The thermal decomposition of metal-organic frameworks (MOFs) into porous carbons represents a powerful strategy for creating high-surface-area materials with tunable porosity and functionality. MOFs, composed of metal nodes connected by organic linkers, serve as ideal precursors due to their well-defined crystalline structures and high carbon content. When subjected to controlled pyrolysis, these frameworks undergo carbonization while retaining their inherent porosity, yielding self-templated porous carbons with applications in energy storage and gas adsorption.

Pyrolysis of MOFs involves heating under inert or reducing atmospheres, typically between 600°C and 1000°C, leading to the decomposition of organic linkers and the formation of a carbonaceous matrix. The choice of MOF precursor significantly influences the final carbon morphology. For instance, zeolitic imidazolate frameworks (ZIFs), such as ZIF-8, decompose into nitrogen-doped porous carbons due to the imidazole-based ligands. The zinc nodes evaporate at high temperatures, leaving behind a highly porous carbon structure with a surface area often exceeding 1000 m²/g. Similarly, MOF-5, constructed from terephthalic acid and zinc clusters, pyrolyzes into carbon with a graphitic character, where the zinc oxide byproducts can be removed via acid washing to reveal a microporous network.

The retention of porosity during pyrolysis is attributed to the self-templating effect, where the original MOF architecture acts as a sacrificial template. The rigid framework prevents pore collapse, while the release of gaseous decomposition products generates additional micro- and mesopores. The carbonization temperature plays a crucial role in determining pore size distribution and graphitization degree.

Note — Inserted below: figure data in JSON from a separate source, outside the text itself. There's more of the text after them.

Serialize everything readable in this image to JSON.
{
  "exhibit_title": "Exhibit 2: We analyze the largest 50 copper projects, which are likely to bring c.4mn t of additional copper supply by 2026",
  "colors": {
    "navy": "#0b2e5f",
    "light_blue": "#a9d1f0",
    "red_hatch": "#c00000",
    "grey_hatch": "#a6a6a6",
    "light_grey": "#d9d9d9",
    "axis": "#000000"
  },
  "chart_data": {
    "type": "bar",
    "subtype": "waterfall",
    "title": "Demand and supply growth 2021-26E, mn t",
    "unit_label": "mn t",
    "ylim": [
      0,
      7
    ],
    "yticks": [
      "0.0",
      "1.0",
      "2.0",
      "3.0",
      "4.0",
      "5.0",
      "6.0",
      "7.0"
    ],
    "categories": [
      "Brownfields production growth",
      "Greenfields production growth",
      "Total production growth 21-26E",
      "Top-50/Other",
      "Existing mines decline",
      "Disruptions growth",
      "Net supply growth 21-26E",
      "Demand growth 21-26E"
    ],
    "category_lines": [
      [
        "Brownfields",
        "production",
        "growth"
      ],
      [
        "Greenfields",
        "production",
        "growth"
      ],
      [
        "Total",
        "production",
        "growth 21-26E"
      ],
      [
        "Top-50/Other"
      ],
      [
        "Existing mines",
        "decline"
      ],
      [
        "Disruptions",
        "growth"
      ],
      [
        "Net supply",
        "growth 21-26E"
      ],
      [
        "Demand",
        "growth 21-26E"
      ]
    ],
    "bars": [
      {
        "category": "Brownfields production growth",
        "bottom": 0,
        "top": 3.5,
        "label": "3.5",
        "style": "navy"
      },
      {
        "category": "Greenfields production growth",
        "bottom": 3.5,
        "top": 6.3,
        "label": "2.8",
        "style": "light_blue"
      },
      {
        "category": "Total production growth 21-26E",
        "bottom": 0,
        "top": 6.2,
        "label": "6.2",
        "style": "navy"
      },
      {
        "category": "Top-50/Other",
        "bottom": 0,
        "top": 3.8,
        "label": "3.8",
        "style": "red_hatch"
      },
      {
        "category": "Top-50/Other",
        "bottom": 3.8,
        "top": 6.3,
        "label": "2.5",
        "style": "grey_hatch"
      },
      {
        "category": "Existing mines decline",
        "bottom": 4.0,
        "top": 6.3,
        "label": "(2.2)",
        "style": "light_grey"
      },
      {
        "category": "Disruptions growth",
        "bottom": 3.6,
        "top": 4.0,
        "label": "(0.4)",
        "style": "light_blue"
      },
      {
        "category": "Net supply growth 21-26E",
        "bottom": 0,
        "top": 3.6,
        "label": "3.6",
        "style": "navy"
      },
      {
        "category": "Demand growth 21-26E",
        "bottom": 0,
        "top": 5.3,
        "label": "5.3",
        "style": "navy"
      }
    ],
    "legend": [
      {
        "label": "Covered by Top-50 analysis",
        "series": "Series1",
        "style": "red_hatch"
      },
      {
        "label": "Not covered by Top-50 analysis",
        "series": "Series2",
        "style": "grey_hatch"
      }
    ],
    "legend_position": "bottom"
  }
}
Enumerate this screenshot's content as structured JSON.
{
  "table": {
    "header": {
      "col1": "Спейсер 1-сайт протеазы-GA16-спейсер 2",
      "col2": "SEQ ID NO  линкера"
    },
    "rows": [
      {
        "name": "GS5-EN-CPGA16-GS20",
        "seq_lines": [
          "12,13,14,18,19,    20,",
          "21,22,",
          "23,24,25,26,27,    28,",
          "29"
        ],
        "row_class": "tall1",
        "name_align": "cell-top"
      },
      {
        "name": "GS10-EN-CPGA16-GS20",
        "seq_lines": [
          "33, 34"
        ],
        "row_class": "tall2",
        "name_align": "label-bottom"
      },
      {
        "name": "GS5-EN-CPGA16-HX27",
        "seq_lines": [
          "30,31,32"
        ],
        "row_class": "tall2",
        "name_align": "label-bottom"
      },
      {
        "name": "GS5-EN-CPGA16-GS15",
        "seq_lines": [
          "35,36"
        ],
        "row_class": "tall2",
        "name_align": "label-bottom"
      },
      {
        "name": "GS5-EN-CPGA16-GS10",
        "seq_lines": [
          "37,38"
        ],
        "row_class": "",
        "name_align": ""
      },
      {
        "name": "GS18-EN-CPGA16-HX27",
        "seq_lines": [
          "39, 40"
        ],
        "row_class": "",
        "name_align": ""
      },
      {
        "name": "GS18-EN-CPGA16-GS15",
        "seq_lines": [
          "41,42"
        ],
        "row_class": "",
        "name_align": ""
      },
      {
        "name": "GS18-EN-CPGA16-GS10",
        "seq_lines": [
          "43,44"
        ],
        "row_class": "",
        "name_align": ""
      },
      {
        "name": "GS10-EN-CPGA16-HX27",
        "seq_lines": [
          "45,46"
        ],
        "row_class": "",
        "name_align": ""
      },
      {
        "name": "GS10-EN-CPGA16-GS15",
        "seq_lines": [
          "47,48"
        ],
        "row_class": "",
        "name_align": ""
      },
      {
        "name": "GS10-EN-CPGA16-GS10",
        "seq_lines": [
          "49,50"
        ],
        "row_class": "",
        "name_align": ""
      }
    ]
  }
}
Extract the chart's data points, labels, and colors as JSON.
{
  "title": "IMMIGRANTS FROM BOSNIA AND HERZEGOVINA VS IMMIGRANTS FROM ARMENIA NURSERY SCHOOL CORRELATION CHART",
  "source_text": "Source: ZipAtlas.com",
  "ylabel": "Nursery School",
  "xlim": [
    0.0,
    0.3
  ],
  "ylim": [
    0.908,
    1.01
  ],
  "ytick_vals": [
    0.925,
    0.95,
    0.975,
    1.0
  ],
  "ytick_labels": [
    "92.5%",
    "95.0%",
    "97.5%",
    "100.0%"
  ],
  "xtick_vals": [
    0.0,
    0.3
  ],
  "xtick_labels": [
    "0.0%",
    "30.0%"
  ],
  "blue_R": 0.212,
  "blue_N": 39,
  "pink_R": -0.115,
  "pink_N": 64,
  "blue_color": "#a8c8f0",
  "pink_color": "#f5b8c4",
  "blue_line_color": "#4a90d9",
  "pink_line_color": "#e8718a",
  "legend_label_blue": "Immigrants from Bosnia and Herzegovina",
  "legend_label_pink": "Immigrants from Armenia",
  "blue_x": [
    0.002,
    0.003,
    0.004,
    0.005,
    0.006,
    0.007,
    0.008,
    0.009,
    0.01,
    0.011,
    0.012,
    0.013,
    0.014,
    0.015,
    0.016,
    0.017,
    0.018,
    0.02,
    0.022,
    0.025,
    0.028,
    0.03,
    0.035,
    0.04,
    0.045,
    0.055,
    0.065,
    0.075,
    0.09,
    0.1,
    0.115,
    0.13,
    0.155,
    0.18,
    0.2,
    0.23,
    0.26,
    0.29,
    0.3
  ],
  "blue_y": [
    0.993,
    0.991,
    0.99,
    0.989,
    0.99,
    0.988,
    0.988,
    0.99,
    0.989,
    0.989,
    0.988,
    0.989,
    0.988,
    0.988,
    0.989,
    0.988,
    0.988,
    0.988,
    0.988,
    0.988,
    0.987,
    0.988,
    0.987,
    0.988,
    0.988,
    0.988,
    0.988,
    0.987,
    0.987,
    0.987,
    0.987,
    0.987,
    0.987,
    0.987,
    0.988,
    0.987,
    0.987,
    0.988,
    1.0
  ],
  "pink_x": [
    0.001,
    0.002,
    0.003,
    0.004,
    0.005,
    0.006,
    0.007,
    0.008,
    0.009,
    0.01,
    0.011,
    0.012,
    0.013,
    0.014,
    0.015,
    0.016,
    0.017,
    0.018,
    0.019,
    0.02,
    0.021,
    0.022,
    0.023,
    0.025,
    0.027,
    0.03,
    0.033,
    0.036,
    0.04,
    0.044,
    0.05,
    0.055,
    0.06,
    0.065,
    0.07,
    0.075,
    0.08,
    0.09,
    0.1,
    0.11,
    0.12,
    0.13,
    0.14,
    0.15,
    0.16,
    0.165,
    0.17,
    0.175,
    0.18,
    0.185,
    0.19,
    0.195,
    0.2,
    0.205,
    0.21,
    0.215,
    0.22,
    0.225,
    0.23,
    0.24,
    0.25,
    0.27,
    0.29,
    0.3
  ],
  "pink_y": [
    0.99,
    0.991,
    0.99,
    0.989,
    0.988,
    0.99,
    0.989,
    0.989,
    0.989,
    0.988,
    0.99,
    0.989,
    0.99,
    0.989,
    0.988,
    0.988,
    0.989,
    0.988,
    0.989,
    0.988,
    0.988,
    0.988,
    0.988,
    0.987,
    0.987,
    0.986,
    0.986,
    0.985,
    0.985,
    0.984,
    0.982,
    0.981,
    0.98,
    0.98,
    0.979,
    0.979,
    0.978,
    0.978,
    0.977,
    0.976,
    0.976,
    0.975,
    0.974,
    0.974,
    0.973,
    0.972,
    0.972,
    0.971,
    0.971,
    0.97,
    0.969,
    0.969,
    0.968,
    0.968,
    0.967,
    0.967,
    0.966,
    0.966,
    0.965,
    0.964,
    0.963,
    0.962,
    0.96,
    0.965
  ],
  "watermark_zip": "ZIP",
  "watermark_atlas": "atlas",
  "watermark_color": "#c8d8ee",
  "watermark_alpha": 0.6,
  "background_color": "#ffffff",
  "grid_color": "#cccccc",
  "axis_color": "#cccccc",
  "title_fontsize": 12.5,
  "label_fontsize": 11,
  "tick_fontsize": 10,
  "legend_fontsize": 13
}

Lower temperatures (600–800°C) favor microporosity, while higher temperatures (900–1000°C) promote mesopore formation and increased electrical conductivity due to enhanced graphitic ordering.

Precursor chemistry dictates the resulting carbon morphology. MOFs with aromatic linkers, such as MOF-5, tend to form graphene-like sheets due to the preferential graphitization of benzene rings. In contrast, MOFs with aliphatic or heterocyclic linkers, such as ZIF-67 (cobalt-based), yield carbon nanotubes or nanofibers, as the metallic cobalt nanoparticles catalyze graphitic growth during pyrolysis. Doping is another critical factor; nitrogen-doped carbons derived from ZIFs exhibit improved electrochemical activity, while sulfur or phosphorus doping can further modify surface chemistry for specific applications.

In energy storage, pyrolyzed MOF carbons excel as electrode materials for supercapacitors and batteries. Their high surface area and tunable pore structure facilitate rapid ion transport, essential for high-power supercapacitors. Nitrogen-doped carbons from ZIFs demonstrate enhanced pseudocapacitance due to redox-active nitrogen functional groups, achieving specific capacitances exceeding 300 F/g in aqueous electrolytes. For lithium-ion batteries, the hierarchical porosity of MOF-derived carbons accommodates volume expansion during cycling, improving stability. When used as sulfur hosts in lithium-sulfur batteries, the porous structure mitigates polysulfide shuttling, leading to higher capacity retention.

Gas adsorption is another major application, leveraging the microporous nature of MOF-derived carbons. Their high surface area and chemical functionality make them effective for capturing CO₂, methane, and hydrogen. Nitrogen-doped carbons exhibit superior CO₂ uptake at low pressures due to strong interactions between CO₂ and basic nitrogen sites. For hydrogen storage, the narrow micropores (<1 nm) optimize physisorption at cryogenic temperatures, with uptake capacities reaching 2–3 wt% at 77 K and 1 bar.

The scalability of MOF pyrolysis is an advantage over traditional templating methods, which require additional steps to remove hard or soft templates. However, challenges remain in controlling the uniformity of pore size distribution and minimizing metal residue contamination. Advances in precursor design and pyrolysis protocols continue to refine the properties of these materials, expanding their utility in energy and environmental applications.

In summary, pyrolyzed MOFs represent a versatile class of porous carbons with tailored porosity and surface chemistry. Their self-templated formation simplifies synthesis while enabling precise control over structural and functional properties. For energy storage, they offer high-performance electrodes with exceptional conductivity and ion accessibility. In gas adsorption, their microporous networks provide efficient capture and storage capabilities. As research progresses, further optimization of MOF-derived carbons will unlock new opportunities in sustainable technology.